Sarah @ " It also doesn't say that "all women" must wear a headcovering. It just says "believing women". - Sarah FYI if a women is NOT a " believing women" then she is NOT a Muslim then it obviously dont refer to her. The headcovering is for ALL Muslim Women for if u NOT a believer then u are NOT a MUSLIM.

Can u tell me if there is such a thing as CHRISTIAN Believing women AND CHRISTIAN Non Believing women - as far as i understand if you not a believing women of a specific religion then u dont belong to that specific religion!!!!!!

Sarah D.
Sarah D.6 years ago

I'll be damned if I have to hide my face to suit men's insecurities.

Sarah D.
Sarah D.6 years ago

It also doesn't say that "all women" must wear a headcovering. It just says "believing women."

Sarah D.
Sarah D.6 years ago

"And say to the believing women that they cast down their looks and guard their private parts and do not display their ornaments except what appears thereof, and let them wear their head-coverings over their bosoms, and not display their ornaments except to their husbands or their fathers, or the fathers of their husbands, or their sons, or the sons of their husbands, or their brothers, or their brothers' sons, or their sisters' sons, or their women, or those whom their right hands possess, or the male servants not having need (of women), or the children who have not attained knowledge of what is hidden of women; and let them not strike their feet so that what they hide of their ornaments may be known;"

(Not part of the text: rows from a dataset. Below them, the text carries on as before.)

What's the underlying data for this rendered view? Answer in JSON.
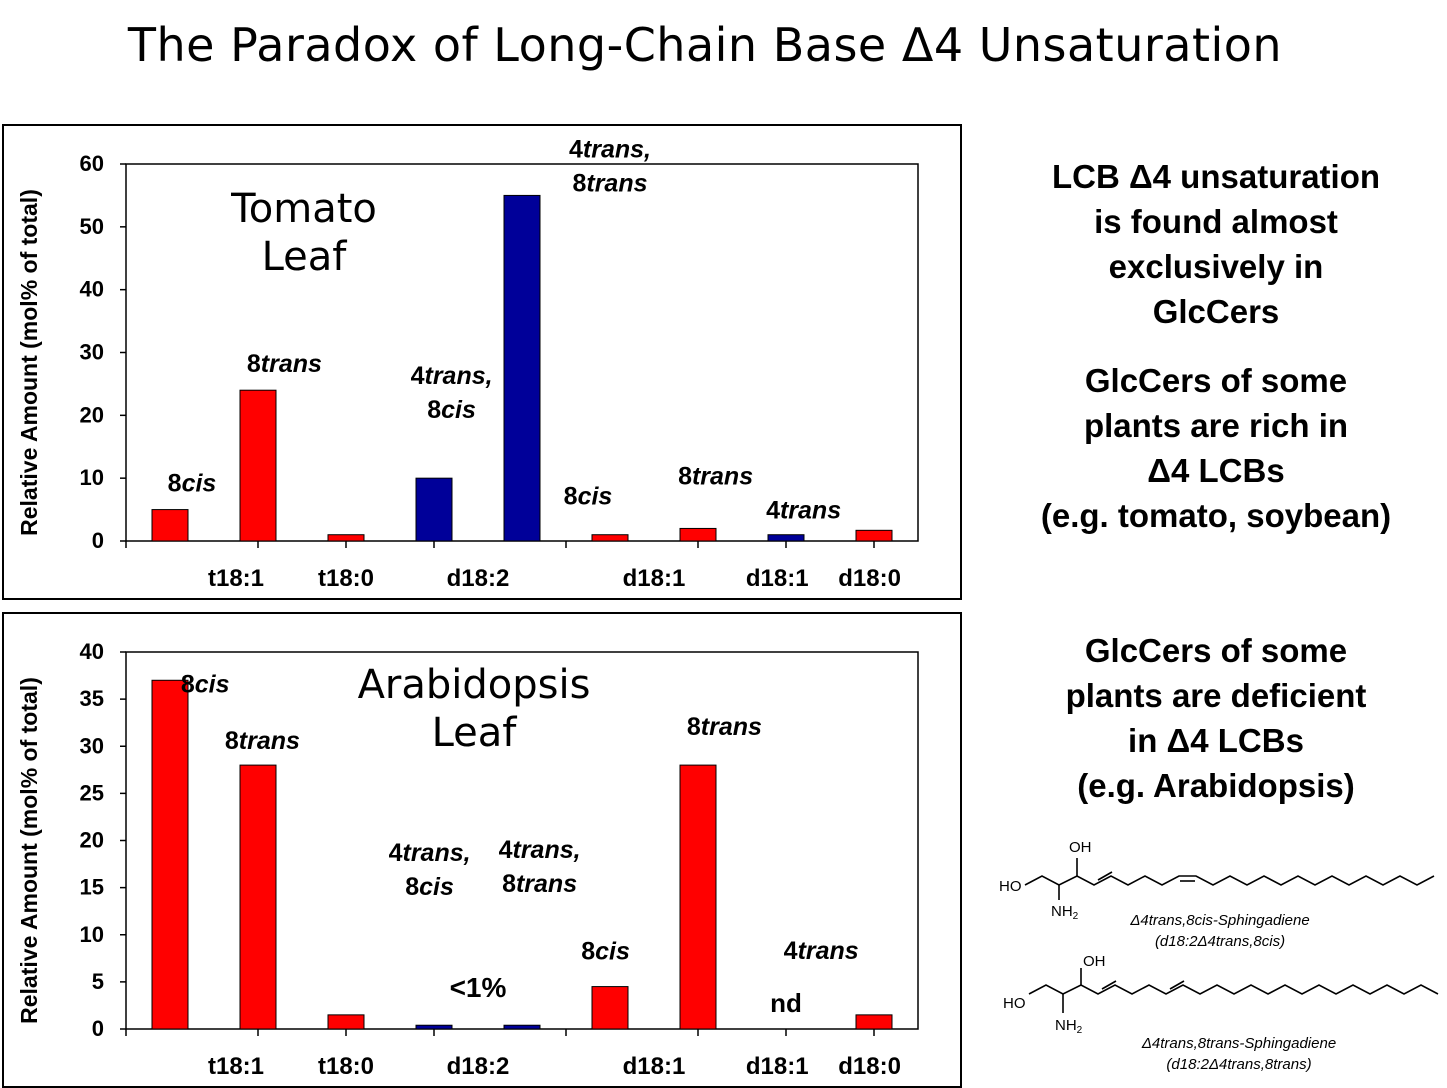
{
  "slide": {
    "title": "The Paradox of Long-Chain Base Δ4 Unsaturation"
  },
  "colors": {
    "red": "#ff0000",
    "blue": "#000099"
  },
  "chart_data": [
    {
      "type": "bar",
      "panel_label": [
        "Tomato",
        "Leaf"
      ],
      "ylabel": "Relative Amount (mol% of total)",
      "ylim": [
        0,
        60
      ],
      "yticks": [
        0,
        10,
        20,
        30,
        40,
        50,
        60
      ],
      "xticklabels": [
        "t18:1",
        "t18:0",
        "d18:2",
        "d18:1",
        "d18:1",
        "d18:0"
      ],
      "bars": [
        {
          "value": 5,
          "color": "red",
          "label": [
            "8cis"
          ]
        },
        {
          "value": 24,
          "color": "red",
          "label": [
            "8trans"
          ]
        },
        {
          "value": 1,
          "color": "red",
          "label": []
        },
        {
          "value": 10,
          "color": "blue",
          "label": [
            "4trans,",
            "8cis"
          ]
        },
        {
          "value": 55,
          "color": "blue",
          "label": [
            "4trans,",
            "8trans"
          ]
        },
        {
          "value": 1,
          "color": "red",
          "label": [
            "8cis"
          ]
        },
        {
          "value": 2,
          "color": "red",
          "label": [
            "8trans"
          ]
        },
        {
          "value": 1,
          "color": "blue",
          "label": [
            "4trans"
          ]
        },
        {
          "value": 1.7,
          "color": "red",
          "label": []
        }
      ],
      "annotations": []
    },
    {
      "type": "bar",
      "panel_label": [
        "Arabidopsis",
        "Leaf"
      ],
      "ylabel": "Relative Amount (mol% of total)",
      "ylim": [
        0,
        40
      ],
      "yticks": [
        0,
        5,
        10,
        15,
        20,
        25,
        30,
        35,
        40
      ],
      "xticklabels": [
        "t18:1",
        "t18:0",
        "d18:2",
        "d18:1",
        "d18:1",
        "d18:0"
      ],
      "bars": [
        {
          "value": 37,
          "color": "red",
          "label": [
            "8cis"
          ]
        },
        {
          "value": 28,
          "color": "red",
          "label": [
            "8trans"
          ]
        },
        {
          "value": 1.5,
          "color": "red",
          "label": []
        },
        {
          "value": 0.4,
          "color": "blue",
          "label": [
            "4trans,",
            "8cis"
          ]
        },
        {
          "value": 0.4,
          "color": "blue",
          "label": [
            "4trans,",
            "8trans"
          ]
        },
        {
          "value": 4.5,
          "color": "red",
          "label": [
            "8cis"
          ]
        },
        {
          "value": 28,
          "color": "red",
          "label": [
            "8trans"
          ]
        },
        {
          "value": 0,
          "color": "blue",
          "label": [
            "4trans"
          ]
        },
        {
          "value": 1.5,
          "color": "red",
          "label": []
        }
      ],
      "annotations": [
        "<1%",
        "nd"
      ]
    }
  ],
  "side_text": {
    "block1": [
      "LCB Δ4 unsaturation",
      "is found almost",
      "exclusively in",
      "GlcCers"
    ],
    "block2": [
      "GlcCers of some",
      "plants are rich in",
      "Δ4 LCBs",
      "(e.g. tomato, soybean)"
    ],
    "block3": [
      "GlcCers of some",
      "plants are deficient",
      "in Δ4 LCBs",
      "(e.g. Arabidopsis)"
    ]
  },
  "structures": [
    {
      "labels": {
        "oh": "OH",
        "ho": "HO",
        "nh2": "NH",
        "nh2_sub": "2"
      },
      "name": "Δ4trans,8cis-Sphingadiene",
      "formula": "(d18:2Δ4trans,8cis)"
    },
    {
      "labels": {
        "oh": "OH",
        "ho": "HO",
        "nh2": "NH",
        "nh2_sub": "2"
      },
      "name": "Δ4trans,8trans-Sphingadiene",
      "formula": "(d18:2Δ4trans,8trans)"
    }
  ]
}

"Headcoverings," not a face veil.

Sarah D.
Sarah D.6 years ago

"Like i said NOT all who don veils are OPPRESSED. Thats my argument."

That's not a good argument. It's hardly an argument at all.

Ray P.
Mary P.6 years ago

@Marena "..oh, by the way, I talked to them and what I wrote is what they told me...pure and simple"
Like i said NOT all who don veils are OPPRESSED. Thats my argument. Sadly the ones u spoke to are amongst the oppressed unfortunate few. Thanks for clearing the fact that they themselves told u that they are being oppressed and it wasnt just your assumption like its usually the norm by most of the people of the world.